The leader of the free world returns with his 17th studio album.
Ian Winwood 2012-03-02
On Easy Money, the second song on Wrecking Ball, Bruce Springsteen does as he often does: he licks the air and takes the temperature of the age. "We’re going on the town now," he sings, "looking for easy money." He then adds that "When your whole world comes tumbling down… all them fat cats, they’ll just think it’s funny." If in years to come seats of high learning devote degree courses to Springsteen’s work, there may well be a credit to be earned examining just why, when it comes to lyrics, there are no flies on The Boss.
For years now he and his E Street Band have toured in a private jet; in 2009, a special plea had to be made for him and the group to appear at Glastonbury, as that festival’s appearance fees are markedly lower than he is used to. The man is, by any measure, a member of the Golden Circle of Rock Stars. But at no point in his towering career has there ever been the impression that the songs Bruce Springsteen sings come from the mouth of a multi-millionaire.

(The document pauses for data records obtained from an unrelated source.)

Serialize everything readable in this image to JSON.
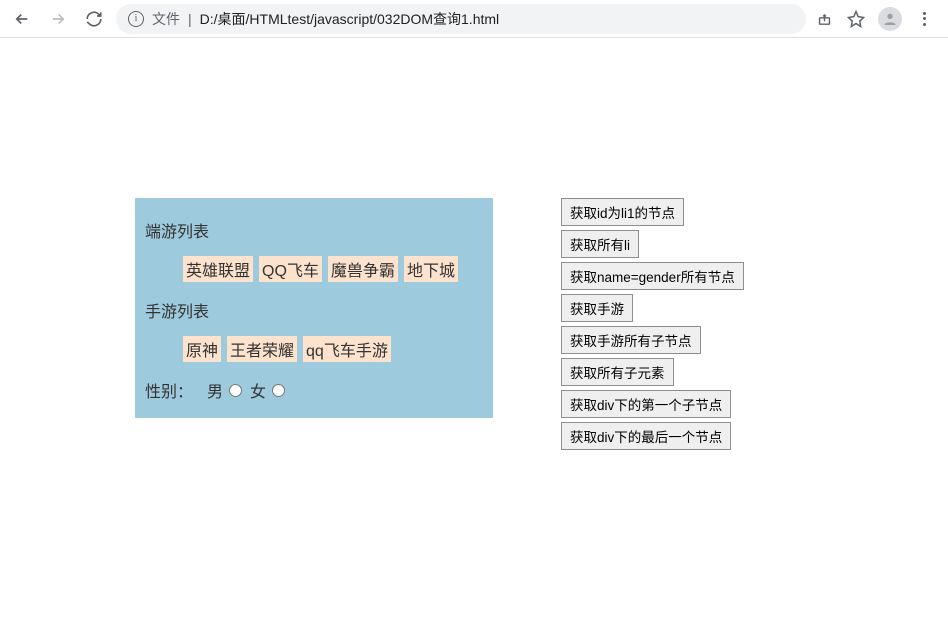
{
  "toolbar": {
    "file_label": "文件",
    "url": "D:/桌面/HTMLtest/javascript/032DOM查询1.html"
  },
  "left": {
    "pc_title": "端游列表",
    "pc_items": [
      "英雄联盟",
      "QQ飞车",
      "魔兽争霸",
      "地下城"
    ],
    "mobile_title": "手游列表",
    "mobile_items": [
      "原神",
      "王者荣耀",
      "qq飞车手游"
    ],
    "gender_label": "性别：",
    "gender_male": "男",
    "gender_female": "女"
  },
  "buttons": [
    "获取id为li1的节点",
    "获取所有li",
    "获取name=gender所有节点",
    "获取手游",
    "获取手游所有子节点",
    "获取所有子元素",
    "获取div下的第一个子节点",
    "获取div下的最后一个节点"
  ]
}
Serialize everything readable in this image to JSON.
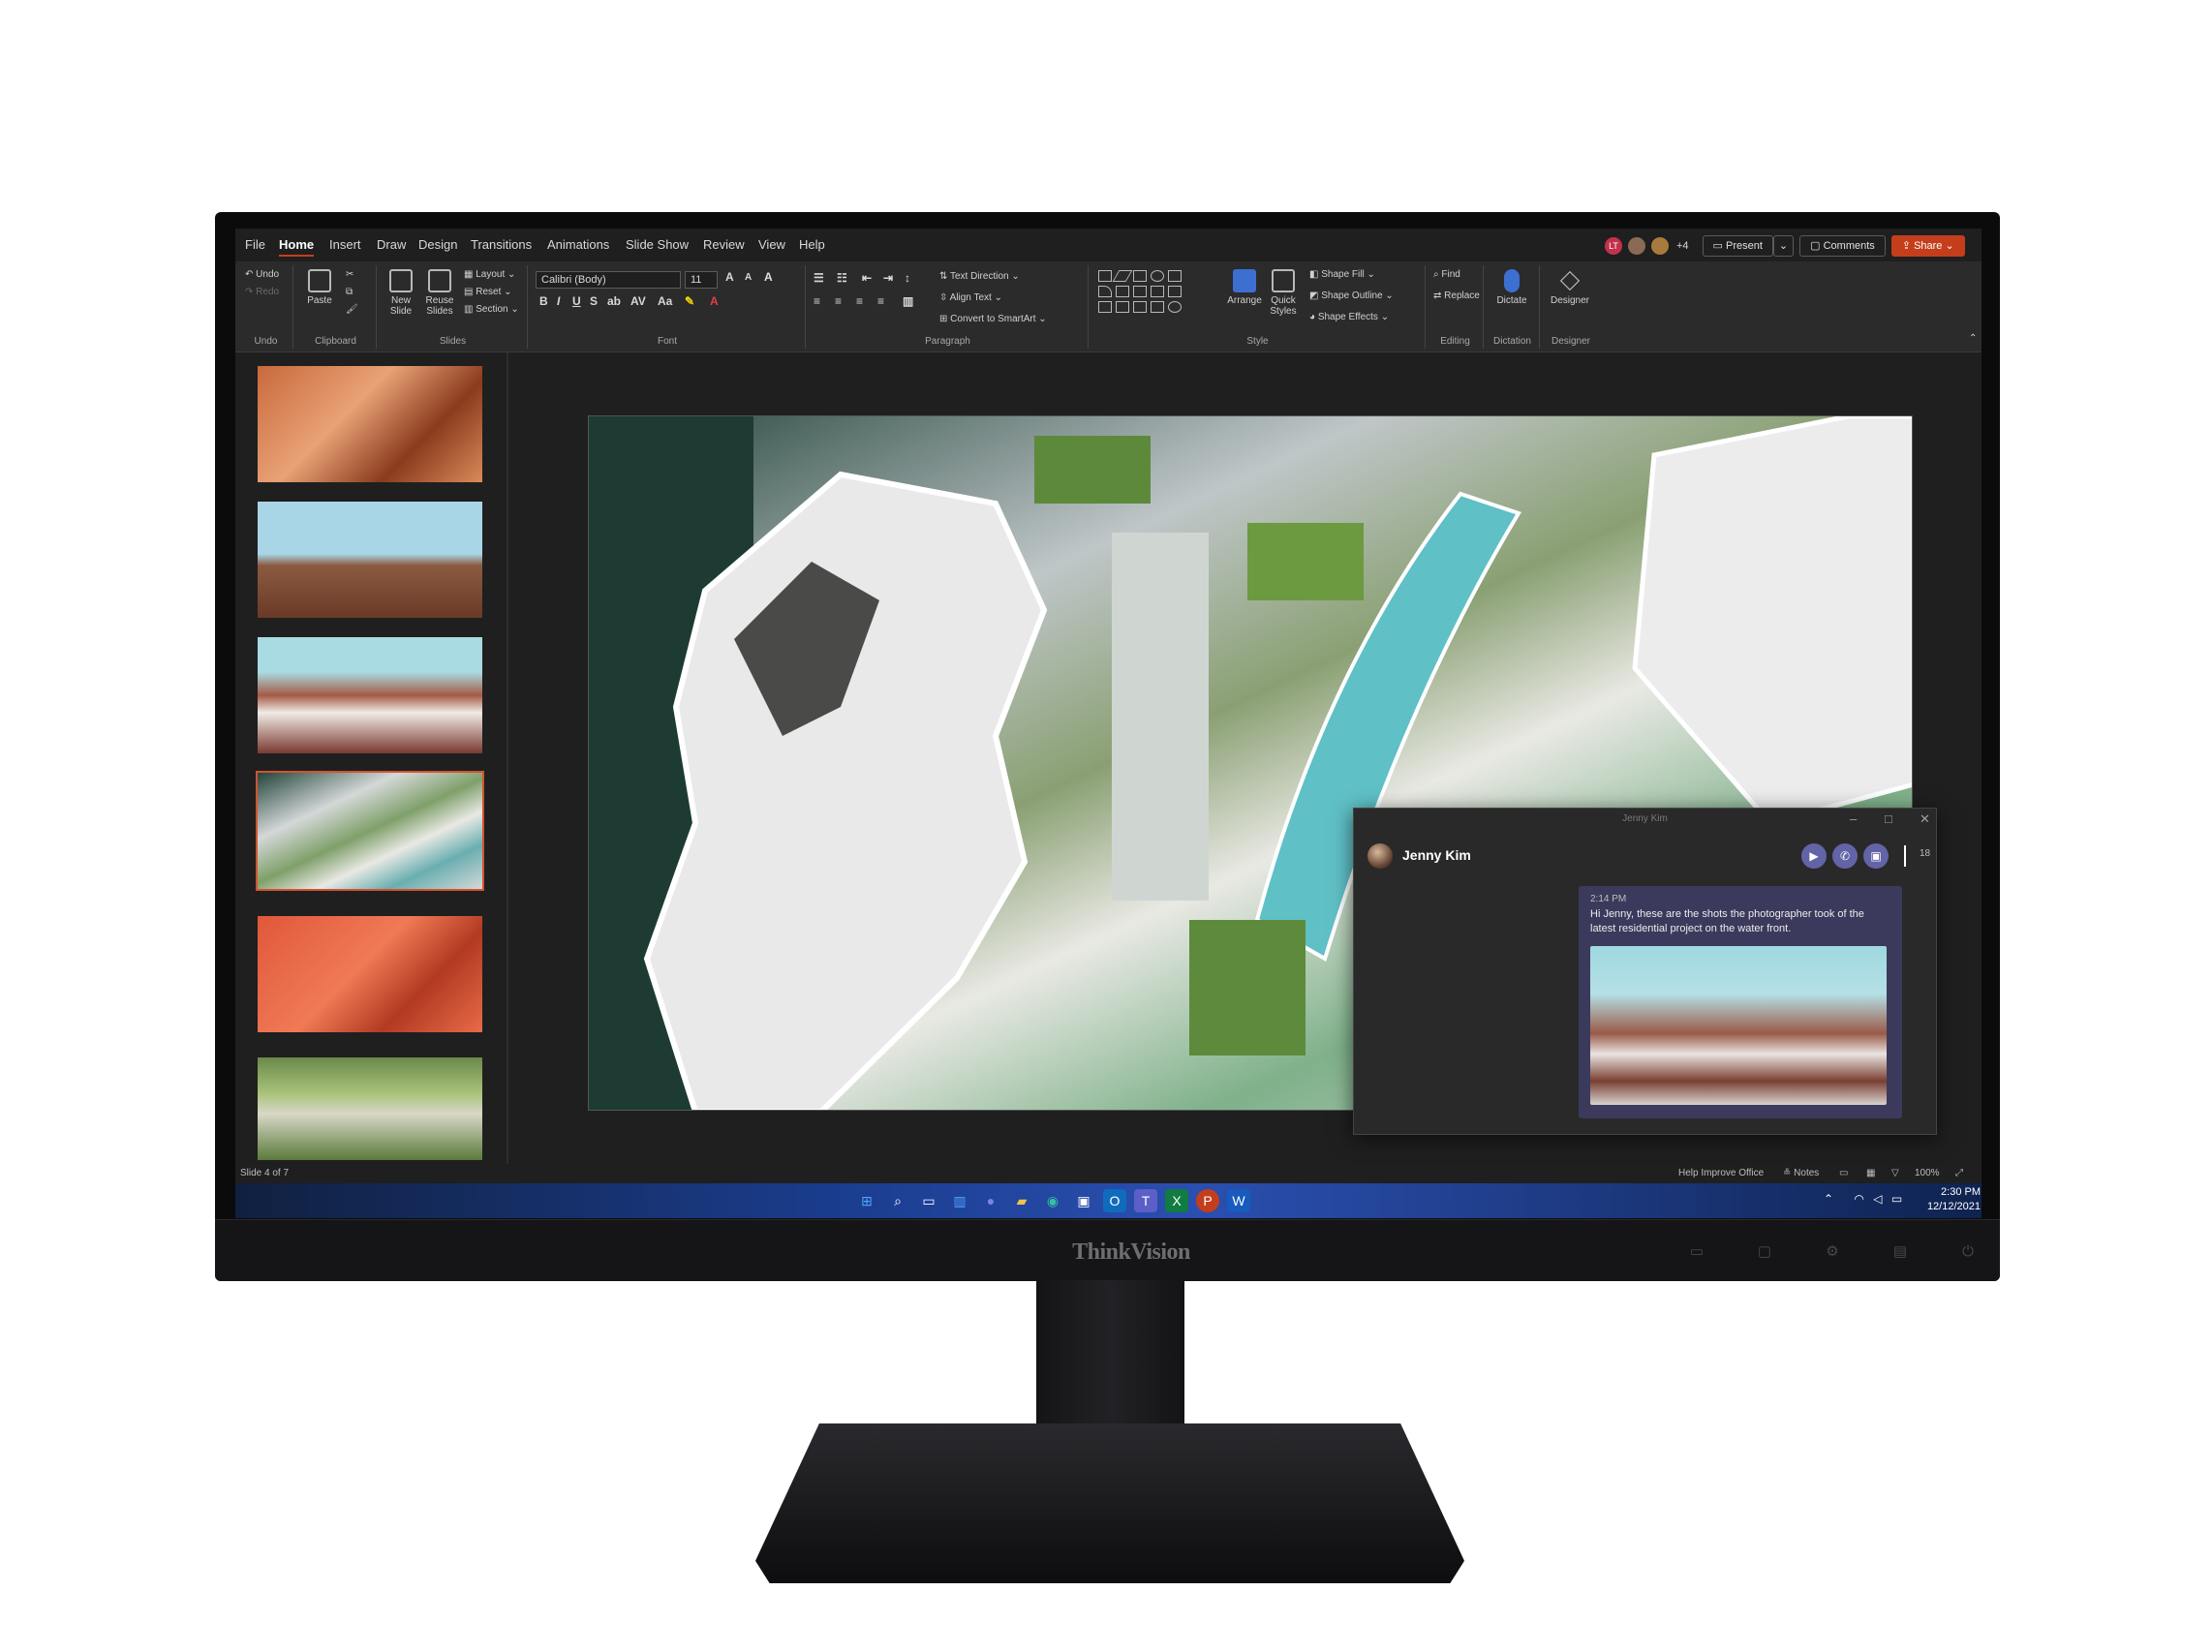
{
  "monitor": {
    "brand": "ThinkVision"
  },
  "menu": {
    "items": [
      "File",
      "Home",
      "Insert",
      "Draw",
      "Design",
      "Transitions",
      "Animations",
      "Slide Show",
      "Review",
      "View",
      "Help"
    ],
    "active": "Home"
  },
  "collab": {
    "avatars": [
      "LT",
      "",
      ""
    ],
    "extra_count": "+4",
    "present_label": "Present",
    "comments_label": "Comments",
    "share_label": "Share"
  },
  "ribbon": {
    "undo": {
      "undo_label": "Undo",
      "redo_label": "Redo",
      "group": "Undo"
    },
    "clipboard": {
      "paste_label": "Paste",
      "group": "Clipboard"
    },
    "slides": {
      "new_slide_label": "New Slide",
      "reuse_label": "Reuse Slides",
      "layout_label": "Layout",
      "reset_label": "Reset",
      "section_label": "Section",
      "group": "Slides"
    },
    "font": {
      "font_name": "Calibri (Body)",
      "font_size": "11",
      "group": "Font"
    },
    "paragraph": {
      "text_direction_label": "Text Direction",
      "align_text_label": "Align Text",
      "smartart_label": "Convert to SmartArt",
      "group": "Paragraph"
    },
    "style": {
      "arrange_label": "Arrange",
      "quick_styles_label": "Quick Styles",
      "shape_fill_label": "Shape Fill",
      "shape_outline_label": "Shape Outline",
      "shape_effects_label": "Shape Effects",
      "group": "Style"
    },
    "editing": {
      "find_label": "Find",
      "replace_label": "Replace",
      "group": "Editing"
    },
    "dictation": {
      "dictate_label": "Dictate",
      "group": "Dictation"
    },
    "designer": {
      "designer_label": "Designer",
      "group": "Designer"
    }
  },
  "chat": {
    "window_title": "Jenny Kim",
    "contact_name": "Jenny Kim",
    "people_count": "18",
    "message_time": "2:14 PM",
    "message_text": "Hi Jenny, these are the shots the photographer took of the latest residential project on the water front."
  },
  "statusbar": {
    "slide_counter": "Slide 4 of 7",
    "help_improve": "Help Improve Office",
    "notes_label": "Notes",
    "zoom": "100%"
  },
  "taskbar": {
    "time": "2:30 PM",
    "date": "12/12/2021"
  },
  "colors": {
    "accent": "#c43e1c",
    "selected_thumb": "#d35230",
    "teams": "#6264a7"
  }
}
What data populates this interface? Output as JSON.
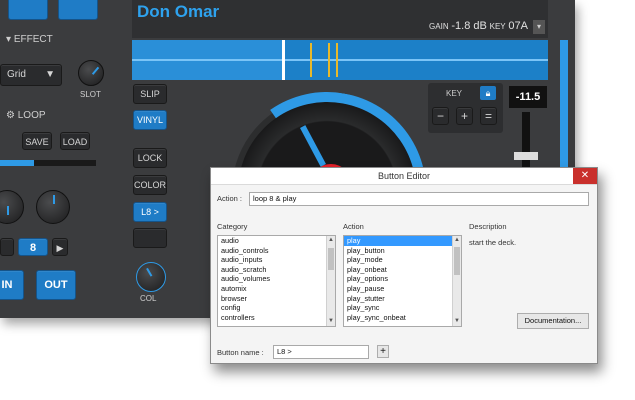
{
  "deck": {
    "track_title": "Don Omar",
    "gain_label": "GAIN",
    "gain_value": "-1.8 dB",
    "key_label": "KEY",
    "key_value": "07A",
    "key_panel_label": "KEY",
    "pitch_value": "-11.5",
    "effect_label": "EFFECT",
    "effect_select": "Grid",
    "slot_label": "SLOT",
    "loop_label": "LOOP",
    "save_label": "SAVE",
    "load_label": "LOAD",
    "loop_size": "8",
    "out_label": "OUT",
    "in_label": "IN",
    "col_label": "COL",
    "side_buttons": [
      "SLIP",
      "VINYL",
      "LOCK",
      "COLOR",
      "L8 >"
    ],
    "key_buttons": [
      "−",
      "+",
      "="
    ],
    "accent": "#2e9ae6"
  },
  "dialog": {
    "title": "Button Editor",
    "close": "✕",
    "action_label": "Action :",
    "action_value": "loop 8 & play",
    "category_header": "Category",
    "action_header": "Action",
    "description_header": "Description",
    "categories": [
      "audio",
      "audio_controls",
      "audio_inputs",
      "audio_scratch",
      "audio_volumes",
      "automix",
      "browser",
      "config",
      "controllers"
    ],
    "actions": [
      "play",
      "play_button",
      "play_mode",
      "play_onbeat",
      "play_options",
      "play_pause",
      "play_stutter",
      "play_sync",
      "play_sync_onbeat"
    ],
    "description_text": "start the deck.",
    "documentation_button": "Documentation...",
    "button_name_label": "Button name :",
    "button_name_value": "L8 >",
    "add_button": "+"
  }
}
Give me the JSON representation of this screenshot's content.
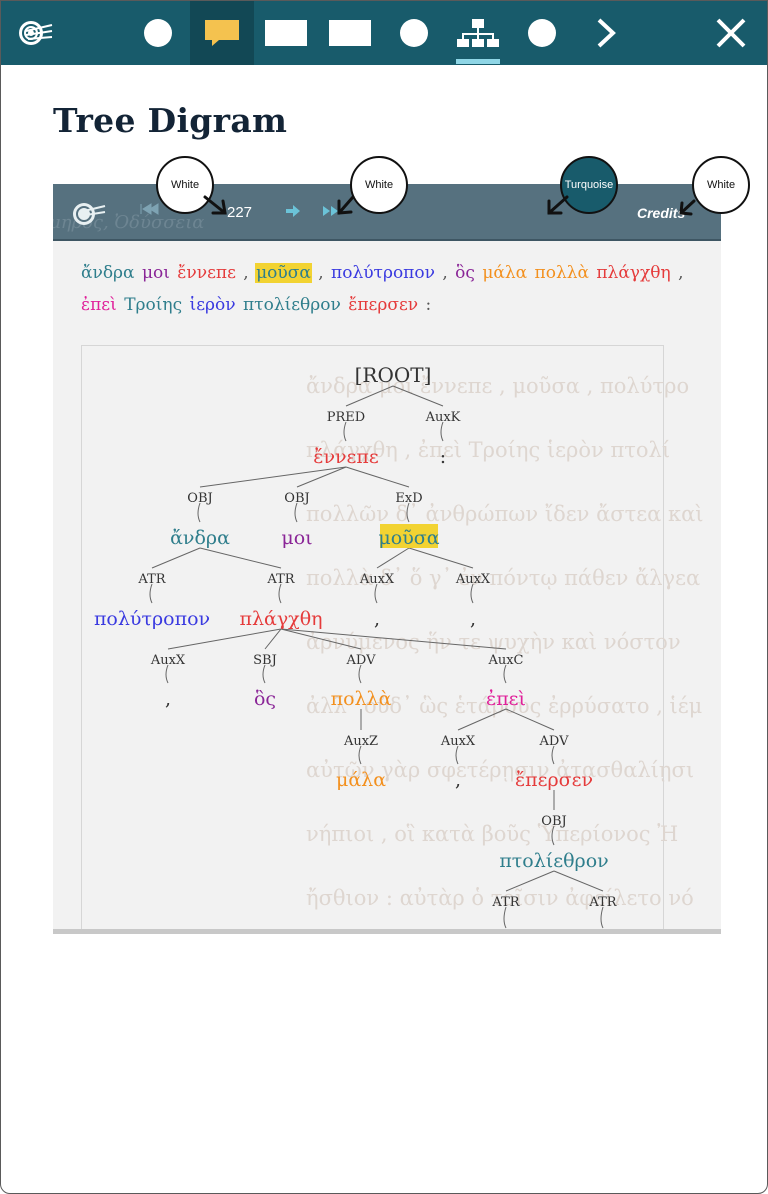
{
  "toolbar": {
    "items": [
      {
        "icon": "logo-icon"
      },
      {
        "icon": "circle-icon"
      },
      {
        "icon": "speech-bubble-icon"
      },
      {
        "icon": "rectangle-icon"
      },
      {
        "icon": "rectangle-icon"
      },
      {
        "icon": "circle-icon"
      },
      {
        "icon": "tree-diagram-icon"
      },
      {
        "icon": "circle-icon"
      },
      {
        "icon": "chevron-right-icon"
      },
      {
        "icon": "close-icon"
      }
    ],
    "colors": {
      "bar": "#185b6b",
      "active": "#124855",
      "accent": "#f4c24f"
    }
  },
  "page": {
    "title": "Tree Digram"
  },
  "screenshot": {
    "header": {
      "ghost_title": "μηρος, Ὀδύσσεια",
      "page_number": "227",
      "credits": "Credits"
    },
    "sentence": [
      {
        "text": "ἄνδρα",
        "color": "#2f7e8c"
      },
      {
        "text": "μοι",
        "color": "#8a2597"
      },
      {
        "text": "ἔννεπε",
        "color": "#e53b3b"
      },
      {
        "text": ",",
        "color": "#555555"
      },
      {
        "text": "μοῦσα",
        "color": "#2f7e8c",
        "highlight": true
      },
      {
        "text": ",",
        "color": "#555555"
      },
      {
        "text": "πολύτροπον",
        "color": "#3a3ae0"
      },
      {
        "text": ",",
        "color": "#555555"
      },
      {
        "text": "ὃς",
        "color": "#8a2597"
      },
      {
        "text": "μάλα",
        "color": "#f3901e"
      },
      {
        "text": "πολλὰ",
        "color": "#f3901e"
      },
      {
        "text": "πλάγχθη",
        "color": "#e53b3b"
      },
      {
        "text": ",",
        "color": "#555555"
      },
      {
        "text": "ἐπεὶ",
        "color": "#e0209a"
      },
      {
        "text": "Τροίης",
        "color": "#2f7e8c"
      },
      {
        "text": "ἱερὸν",
        "color": "#3a3ae0"
      },
      {
        "text": "πτολίεθρον",
        "color": "#2f7e8c"
      },
      {
        "text": "ἔπερσεν",
        "color": "#e53b3b"
      },
      {
        "text": ":",
        "color": "#555555"
      }
    ],
    "background_lines": [
      "ἄνδρα μοι ἔννεπε , μοῦσα , πολύτρο",
      "πλάγχθη , ἐπεὶ Τροίης ἱερὸν πτολί",
      "πολλῶν δ᾽ ἀνθρώπων ἴδεν ἄστεα καὶ",
      "πολλὰ δ᾽ ὅ γ᾽ ἐν πόντῳ πάθεν ἄλγεα",
      "ἀρνύμενος ἥν τε ψυχὴν καὶ νόστον",
      "ἀλλ᾽ οὐδ᾽ ὣς ἑτάρους ἐρρύσατο , ἱέμ",
      "αὐτῶν γὰρ σφετέρῃσιν ἀτασθαλίῃσι",
      "νήπιοι , οἳ κατὰ βοῦς Ὑπερίονος Ἠ",
      "ἤσθιον : αὐτὰρ ὁ τοῖσιν ἀφείλετο νό"
    ],
    "tree": {
      "root": "[ROOT]",
      "nodes": {
        "enn": {
          "word": "ἔννεπε",
          "color": "#e53b3b",
          "rel": "PRED"
        },
        "colon": {
          "word": ":",
          "color": "#333333",
          "rel": "AuxK"
        },
        "andra": {
          "word": "ἄνδρα",
          "color": "#2f7e8c",
          "rel": "OBJ"
        },
        "moi": {
          "word": "μοι",
          "color": "#8a2597",
          "rel": "OBJ"
        },
        "mousa": {
          "word": "μοῦσα",
          "color": "#2f7e8c",
          "rel": "ExD",
          "highlight": true
        },
        "poly": {
          "word": "πολύτροπον",
          "color": "#3a3ae0",
          "rel": "ATR"
        },
        "plag": {
          "word": "πλάγχθη",
          "color": "#e53b3b",
          "rel": "ATR"
        },
        "c1": {
          "word": ",",
          "color": "#333333",
          "rel": "AuxX"
        },
        "c2": {
          "word": ",",
          "color": "#333333",
          "rel": "AuxX"
        },
        "c3": {
          "word": ",",
          "color": "#333333",
          "rel": "AuxX"
        },
        "hos": {
          "word": "ὃς",
          "color": "#8a2597",
          "rel": "SBJ"
        },
        "polla": {
          "word": "πολλὰ",
          "color": "#f3901e",
          "rel": "ADV"
        },
        "epei": {
          "word": "ἐπεὶ",
          "color": "#e0209a",
          "rel": "AuxC"
        },
        "mala": {
          "word": "μάλα",
          "color": "#f3901e",
          "rel": "AuxZ"
        },
        "c4": {
          "word": ",",
          "color": "#333333",
          "rel": "AuxX"
        },
        "eper": {
          "word": "ἔπερσεν",
          "color": "#e53b3b",
          "rel": "ADV"
        },
        "ptol": {
          "word": "πτολίεθρον",
          "color": "#2f7e8c",
          "rel": "OBJ"
        },
        "atr1": {
          "word": "",
          "color": "#333333",
          "rel": "ATR"
        },
        "atr2": {
          "word": "",
          "color": "#333333",
          "rel": "ATR"
        }
      }
    }
  },
  "callouts": [
    {
      "label": "White"
    },
    {
      "label": "White"
    },
    {
      "label": "Turquoise",
      "color": "#185b6b"
    },
    {
      "label": "White"
    }
  ]
}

The release of Wrecking Ball ushers in another remarkable notion: that when married to its two predecessors – 2007’s Magic and Working on a Dream, released two years later – Springsteen currently finds himself in a vein of form equally as rich as that mined in the period between 1975 and 1980, covering the classic albums Born to Run, Darkness on the Edge of Town and The River. But while the emotional parameters are here the same as they ever were – characters in pursuit of love and justice told from a viewpoint of instinctive moral alliance with the underdog – musically this is a work that is as varied and surprising as any to which its author has placed his name.
It may be odd that despite his worldwide appeal, and his experience of this world, Bruce Springsteen never takes his stories outside of the USA – here the settings stretch from New Jersey’s Meadowlands to the New Orleans Superdome, but not much further. But when it comes to the songs that carry these stories, the range is rich and varied. Taking his cues from the Celtic feel of We Shall Overcome: The Seeger Sessions, as well as heartland rock and the soul music of urban America, this is the sound of disparate compositions that somehow exist in a unified setting.
Featuring contributions from (among others) Rage Against the Machine’s Tom Morello as well as the late Clarence Clemons, by way of the Victorious Gospel Choir, Wrecking Ball is a work of commanding range and masterful execution. The fact that it comes from a man who exclusively seems to become more commanding with age only adds to its magnificent appeal.